Segmental retaining walls have gained favor over poured-in-place concrete walls or treated-timber walls. They are more economical, easier to install and more environmentally sound.

The most important consideration in proper design and installation of retaining walls is that the retained material is attempting to move forward and downslope due to gravity. This creates a soil pressure behind the wall which depends on the angle of internal friction (phi) and the cohesive strength (c) of the retained material, as well as the direction and magnitude of movement the retaining structure undergoes. Lateral earth pressures are typically smallest at the top of the wall and increase toward the bottom. Earth pressures will push the wall forward or overturn it if not properly addressed. Also, any groundwater behind the wall that is not dissipated by a drainage system causes an additional horizontal hydraulic pressure on the wall.
-Diaphragm walls are underground structural elements commonly used for retention systems and permanent foundation walls. They can also be used as deep groundwater barriers.

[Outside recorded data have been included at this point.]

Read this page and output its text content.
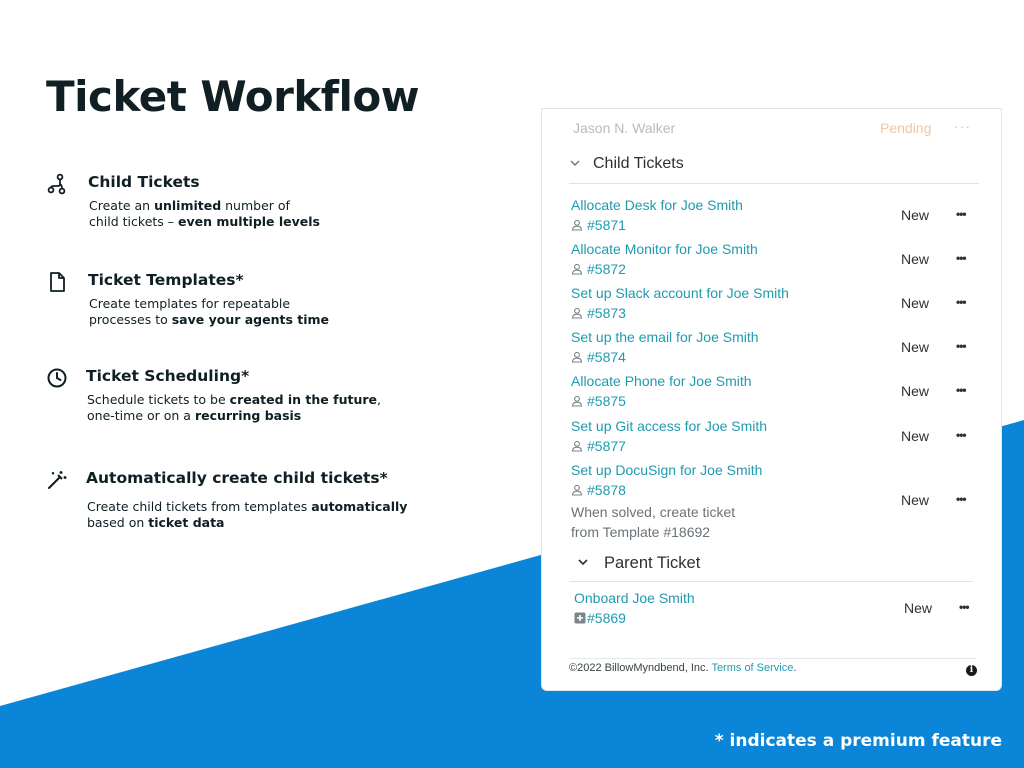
Ticket Workflow

Child Tickets

Create an unlimited number of
child tickets – even multiple levels

Ticket Templates*

Create templates for repeatable
processes to save your agents time

Ticket Scheduling*

Schedule tickets to be created in the future,
one-time or on a recurring basis

Automatically create child tickets*

Create child tickets from templates automatically
based on ticket data

Jason N. Walker	Pending ···
Child Tickets
Allocate Desk for Joe Smith
#5871
New •••
Allocate Monitor for Joe Smith
#5872
New •••
Set up Slack account for Joe Smith
#5873
New •••
Set up the email for Joe Smith
#5874
New •••
Allocate Phone for Joe Smith
#5875
New •••
Set up Git access for Joe Smith
#5877
New •••
Set up DocuSign for Joe Smith
#5878
New •••
When solved, create ticket
from Template #18692
Parent Ticket
Onboard Joe Smith
#5869
New •••
©2022 BillowMyndbend, Inc. Terms of Service.	i

* indicates a premium feature
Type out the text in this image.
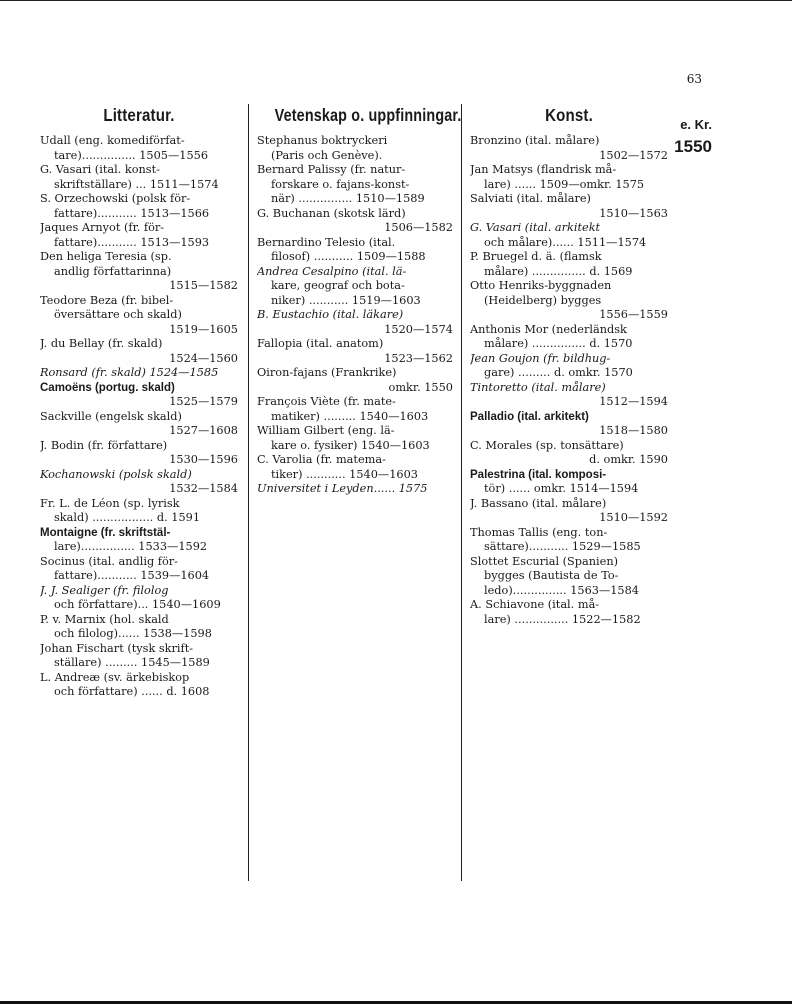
63
Litteratur.
Udall (eng. komediförfat-
tare)............... 1505—1556
G. Vasari (ital. konst-
skriftställare) ... 1511—1574
S. Orzechowski (polsk för-
fattare)........... 1513—1566
Jaques Arnyot (fr. för-
fattare)........... 1513—1593
Den heliga Teresia (sp.
andlig författarinna)
1515—1582
Teodore Beza (fr. bibel-
översättare och skald)
1519—1605
J. du Bellay (fr. skald)
1524—1560
Ronsard (fr. skald) 1524—1585
Camoëns (portug. skald)
1525—1579
Sackville (engelsk skald)
1527—1608
J. Bodin (fr. författare)
1530—1596
Kochanowski (polsk skald)
1532—1584
Fr. L. de Léon (sp. lyrisk
skald) ................. d. 1591
Montaigne (fr. skriftstäl-
lare)............... 1533—1592
Socinus (ital. andlig för-
fattare)........... 1539—1604
J. J. Sealiger (fr. filolog
och författare)... 1540—1609
P. v. Marnix (hol. skald
och filolog)...... 1538—1598
Johan Fischart (tysk skrift-
ställare) ......... 1545—1589
L. Andreæ (sv. ärkebiskop
och författare) ...... d. 1608
Vetenskap o. uppfinningar.
Stephanus boktryckeri
(Paris och Genève).
Bernard Palissy (fr. natur-
forskare o. fajans-konst-
när) ............... 1510—1589
G. Buchanan (skotsk lärd)
1506—1582
Bernardino Telesio (ital.
filosof) ........... 1509—1588
Andrea Cesalpino (ital. lä-
kare, geograf och bota-
niker) ........... 1519—1603
B. Eustachio (ital. läkare)
1520—1574
Fallopia (ital. anatom)
1523—1562
Oiron-fajans (Frankrike)
omkr. 1550
François Viète (fr. mate-
matiker) ......... 1540—1603
William Gilbert (eng. lä-
kare o. fysiker) 1540—1603
C. Varolia (fr. matema-
tiker) ........... 1540—1603
Universitet i Leyden...... 1575
Konst.
Bronzino (ital. målare)
1502—1572
Jan Matsys (flandrisk må-
lare) ...... 1509—omkr. 1575
Salviati (ital. målare)
1510—1563
G. Vasari (ital. arkitekt
och målare)...... 1511—1574
P. Bruegel d. ä. (flamsk
målare) ............... d. 1569
Otto Henriks-byggnaden
(Heidelberg) bygges
1556—1559
Anthonis Mor (nederländsk
målare) ............... d. 1570
Jean Goujon (fr. bildhug-
gare) ......... d. omkr. 1570
Tintoretto (ital. målare)
1512—1594
Palladio (ital. arkitekt)
1518—1580
C. Morales (sp. tonsättare)
d. omkr. 1590
Palestrina (ital. komposi-
tör) ...... omkr. 1514—1594
J. Bassano (ital. målare)
1510—1592
Thomas Tallis (eng. ton-
sättare)........... 1529—1585
Slottet Escurial (Spanien)
bygges (Bautista de To-
ledo)............... 1563—1584
A. Schiavone (ital. må-
lare) ............... 1522—1582
e. Kr.
1550
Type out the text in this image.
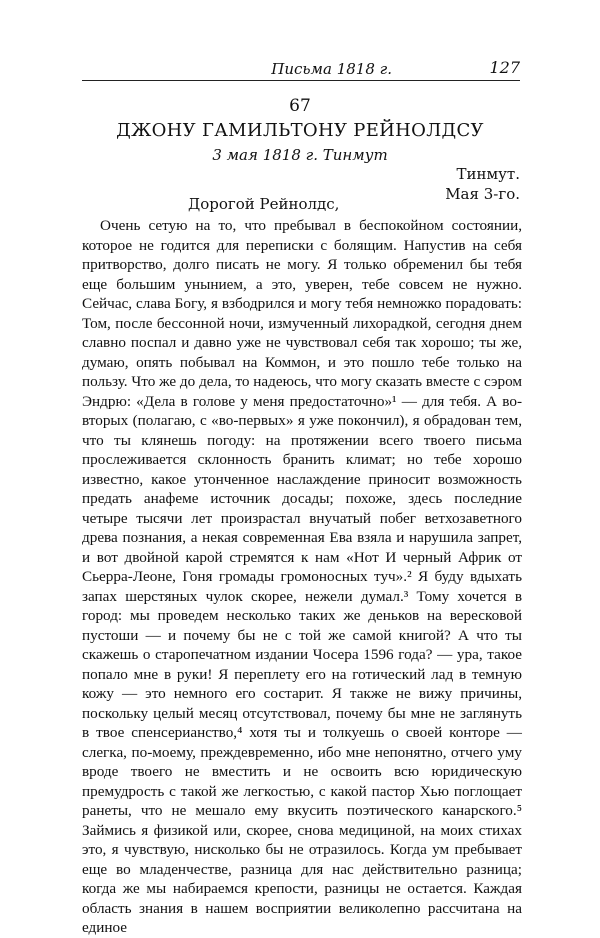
Письма 1818 г.	127
67
ДЖОНУ ГАМИЛЬТОНУ РЕЙНОЛДСУ
3 мая 1818 г. Тинмут
Тинмут.
Мая 3-го.
Дорогой Рейнолдс,

Очень сетую на то, что пребывал в беспокойном состоянии, которое не годится для переписки с болящим. Напустив на себя притворство, долго писать не могу. Я только обременил бы тебя еще большим унынием, а это, уверен, тебе совсем не нужно. Сейчас, слава Богу, я взбодрился и могу тебя немножко порадовать: Том, после бессонной ночи, измученный лихорадкой, сегодня днем славно поспал и давно уже не чувствовал себя так хорошо; ты же, думаю, опять побывал на Коммон, и это пошло тебе только на пользу. Что же до дела, то надеюсь, что могу сказать вместе с сэром Эндрю: «Дела в голове у меня предостаточно»¹ — для тебя. А во-вторых (полагаю, с «во-первых» я уже покончил), я обрадован тем, что ты клянешь погоду: на протяжении всего твоего письма прослеживается склонность бранить климат; но тебе хорошо известно, какое утонченное наслаждение приносит возможность предать анафеме источник досады; похоже, здесь последние четыре тысячи лет произрастал внучатый побег ветхозаветного древа познания, а некая современная Ева взяла и нарушила запрет, и вот двойной карой стремятся к нам «Нот И черный Африк от Сьерра-Леоне, Гоня громады громоносных туч».² Я буду вдыхать запах шерстяных чулок скорее, нежели думал.³ Тому хочется в город: мы проведем несколько таких же деньков на вересковой пустоши — и почему бы не с той же самой книгой? А что ты скажешь о старопечатном издании Чосера 1596 года? — ура, такое попало мне в руки! Я переплету его на готический лад в темную кожу — это немного его состарит. Я также не вижу причины, поскольку целый месяц отсутствовал, почему бы мне не заглянуть в твое спенсерианство,⁴ хотя ты и толкуешь о своей конторе — слегка, по-моему, преждевременно, ибо мне непонятно, отчего уму вроде твоего не вместить и не освоить всю юридическую премудрость с такой же легкостью, с какой пастор Хью поглощает ранеты, что не мешало ему вкусить поэтического канарского.⁵ Займись я физикой или, скорее, снова медициной, на моих стихах это, я чувствую, нисколько бы не отразилось. Когда ум пребывает еще во младенчестве, разница для нас действительно разница; когда же мы набираемся крепости, разницы не остается. Каждая область знания в нашем восприятии великолепно рассчитана на единое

Diaphragm walls are constructed using the slurry trench technique, which was developed in Europe and has been used in the United States since the 1940's. The technique involves excavating a narrow trench that is kept full of an engineered fluid or slurry. The slurry exerts hydraulic pressure against the trench walls and acts as shoring to prevent collapse. Slurry trench excavations can be constructed in all types of soil, even below the ground water table.

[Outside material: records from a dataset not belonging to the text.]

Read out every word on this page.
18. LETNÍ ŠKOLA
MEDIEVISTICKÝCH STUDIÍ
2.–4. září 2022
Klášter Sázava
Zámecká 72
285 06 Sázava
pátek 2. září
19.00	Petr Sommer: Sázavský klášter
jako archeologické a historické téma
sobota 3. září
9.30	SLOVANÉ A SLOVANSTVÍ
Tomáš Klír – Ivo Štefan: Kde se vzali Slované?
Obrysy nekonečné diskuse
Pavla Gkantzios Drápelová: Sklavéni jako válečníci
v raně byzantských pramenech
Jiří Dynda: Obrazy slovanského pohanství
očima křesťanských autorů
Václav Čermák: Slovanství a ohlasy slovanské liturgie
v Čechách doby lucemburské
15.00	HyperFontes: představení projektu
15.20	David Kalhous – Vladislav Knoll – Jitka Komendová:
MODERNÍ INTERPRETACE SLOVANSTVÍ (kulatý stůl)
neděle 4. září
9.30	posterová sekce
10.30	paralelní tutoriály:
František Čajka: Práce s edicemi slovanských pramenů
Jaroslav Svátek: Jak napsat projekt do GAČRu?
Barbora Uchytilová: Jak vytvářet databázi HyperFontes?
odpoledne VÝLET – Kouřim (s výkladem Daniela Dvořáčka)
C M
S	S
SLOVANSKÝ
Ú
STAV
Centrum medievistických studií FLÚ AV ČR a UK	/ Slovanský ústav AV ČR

Diaphragm walls are commonly used in congested areas. They can be installed in close proximity to existing structures with minimal loss of support to existing foundations. In addition, construction dewatering is not required, so there is no associated subsidence.

The cut and cover method is used to construct tunnels. Two parallel diaphragm walls are installed and the area between the walls is excavated. Floor and roof slabs are poured and area above the roof is backfilled.